7. Having regard to the nature of an administration suit which is, in essence, one for an account and application of the estate, the Court may be entitled to decide as to the existence or otherwise of an alienation, but it cannot cancel or set aside an alienation made by the deceased and recover the properties so alienated in the course of the administration of the estate. It is therefore, not possible to accept the contention of the learned Counsel for the petitioner that in an administration suit the Court in the course of its marshalling the assets of the deceased has the duty to decide upon the validity or otherwise of an alienation made by the deceased. Having regard to the allegations in the plaint which specifically proceed on the basis that the properties which are covered by Schedules B, C, D, E, I and G, H, J, K and L, are possessed by defendants 1 and 13 right from the date of the death of the plaintiff's father, it is not possible to accept the petitioner's case that lie is in joint possession of those properties. I therefore uphold the order of the lower Court and hold that the plaintiff has to specifically ask for cancellation of the alienations made by his father. For the same reasons the plaintiff has to specifically seek for declaration that the properties purchased in the name of the first defendant were benami for the estate of his father, and for setting aside the mahar decree obtained by the first defendant against the father, and pay Court-fee therefor.
8. As regards the jewels covered by Schedule M.O. and P. the lower Court's view that in respect of N and P schedules the petitioner has to value the suit under Section 25(b) has also to be accepted. The allegations in the plaint as regards the jewels in N and P schedules are to the effect that they belonged to 8th defendant and the mother of the plaintiff respectively, the mother had gifted away to her children P schedule jewels even during her lifetime, that after his mother's death the said jewels continued to remain in the possession of his father, Ahmed Sheriff Sahib and that the first defendant took unlawful possession and custody of the said jewels. The plaintiff seeks for a direction to the first defendant to bring in the jewels in Schedule P into the estate of the deceased Ahmed Sheriff Sahib to be administered as per the wishes of his mother.
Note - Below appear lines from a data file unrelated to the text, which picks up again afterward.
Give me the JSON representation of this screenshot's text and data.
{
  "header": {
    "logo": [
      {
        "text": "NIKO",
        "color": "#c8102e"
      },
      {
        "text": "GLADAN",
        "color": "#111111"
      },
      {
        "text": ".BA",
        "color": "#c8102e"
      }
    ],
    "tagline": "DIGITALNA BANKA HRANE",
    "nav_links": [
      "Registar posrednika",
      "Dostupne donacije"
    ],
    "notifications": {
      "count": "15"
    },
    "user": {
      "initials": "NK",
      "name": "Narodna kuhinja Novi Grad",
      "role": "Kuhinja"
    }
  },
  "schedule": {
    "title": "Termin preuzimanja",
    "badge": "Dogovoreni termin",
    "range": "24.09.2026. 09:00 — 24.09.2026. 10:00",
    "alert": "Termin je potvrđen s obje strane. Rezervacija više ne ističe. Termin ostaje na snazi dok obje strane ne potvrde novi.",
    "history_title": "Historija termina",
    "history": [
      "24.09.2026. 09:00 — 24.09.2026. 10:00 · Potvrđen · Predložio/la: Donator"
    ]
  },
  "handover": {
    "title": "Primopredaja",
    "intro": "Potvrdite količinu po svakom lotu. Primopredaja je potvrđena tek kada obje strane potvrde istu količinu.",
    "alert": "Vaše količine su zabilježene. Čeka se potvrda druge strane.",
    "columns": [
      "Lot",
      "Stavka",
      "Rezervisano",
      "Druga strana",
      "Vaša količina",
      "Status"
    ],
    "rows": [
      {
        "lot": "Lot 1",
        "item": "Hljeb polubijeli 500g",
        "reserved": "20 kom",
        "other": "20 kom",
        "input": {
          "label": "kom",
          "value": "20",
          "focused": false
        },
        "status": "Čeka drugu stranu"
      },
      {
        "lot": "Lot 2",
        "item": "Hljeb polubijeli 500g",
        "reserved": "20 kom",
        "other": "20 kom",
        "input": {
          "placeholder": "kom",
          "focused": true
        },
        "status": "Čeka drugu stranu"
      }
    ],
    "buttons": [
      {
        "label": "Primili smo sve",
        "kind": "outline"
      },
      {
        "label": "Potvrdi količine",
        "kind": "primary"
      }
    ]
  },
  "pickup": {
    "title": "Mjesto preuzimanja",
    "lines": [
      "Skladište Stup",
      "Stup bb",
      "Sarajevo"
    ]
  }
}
The case of the plaintiff as regards the jewels in N and P schedules is that they did not belong to the estate of his father but that they belonged to the 8th defendant and his mother respectively and that they had been wrongfully retained by the first defendant. Having regard to the averments in the plaint the said jewels cannot be said to form part of the estate of the deceased to be administered them. The plaintiff has to establish his case that the jewels in Schedule P which are said to be in possession of the first defendant are his mother's jewels and that they are to be handed over to her daughters, defendants 3 to 12. As regards N schedule jewels he had to establish the 8th defendant's right to the same. Such a claim will be clearly outside the administration suit. Hence the petitioner has necessarily to pay Court-fee; under Section 25(b) in relation thereto.
9. In the result, the civil revision petition is dismissed ; but in the circumstances, no costs. The petitioner is however, granted two month's time for payment of Court--fee.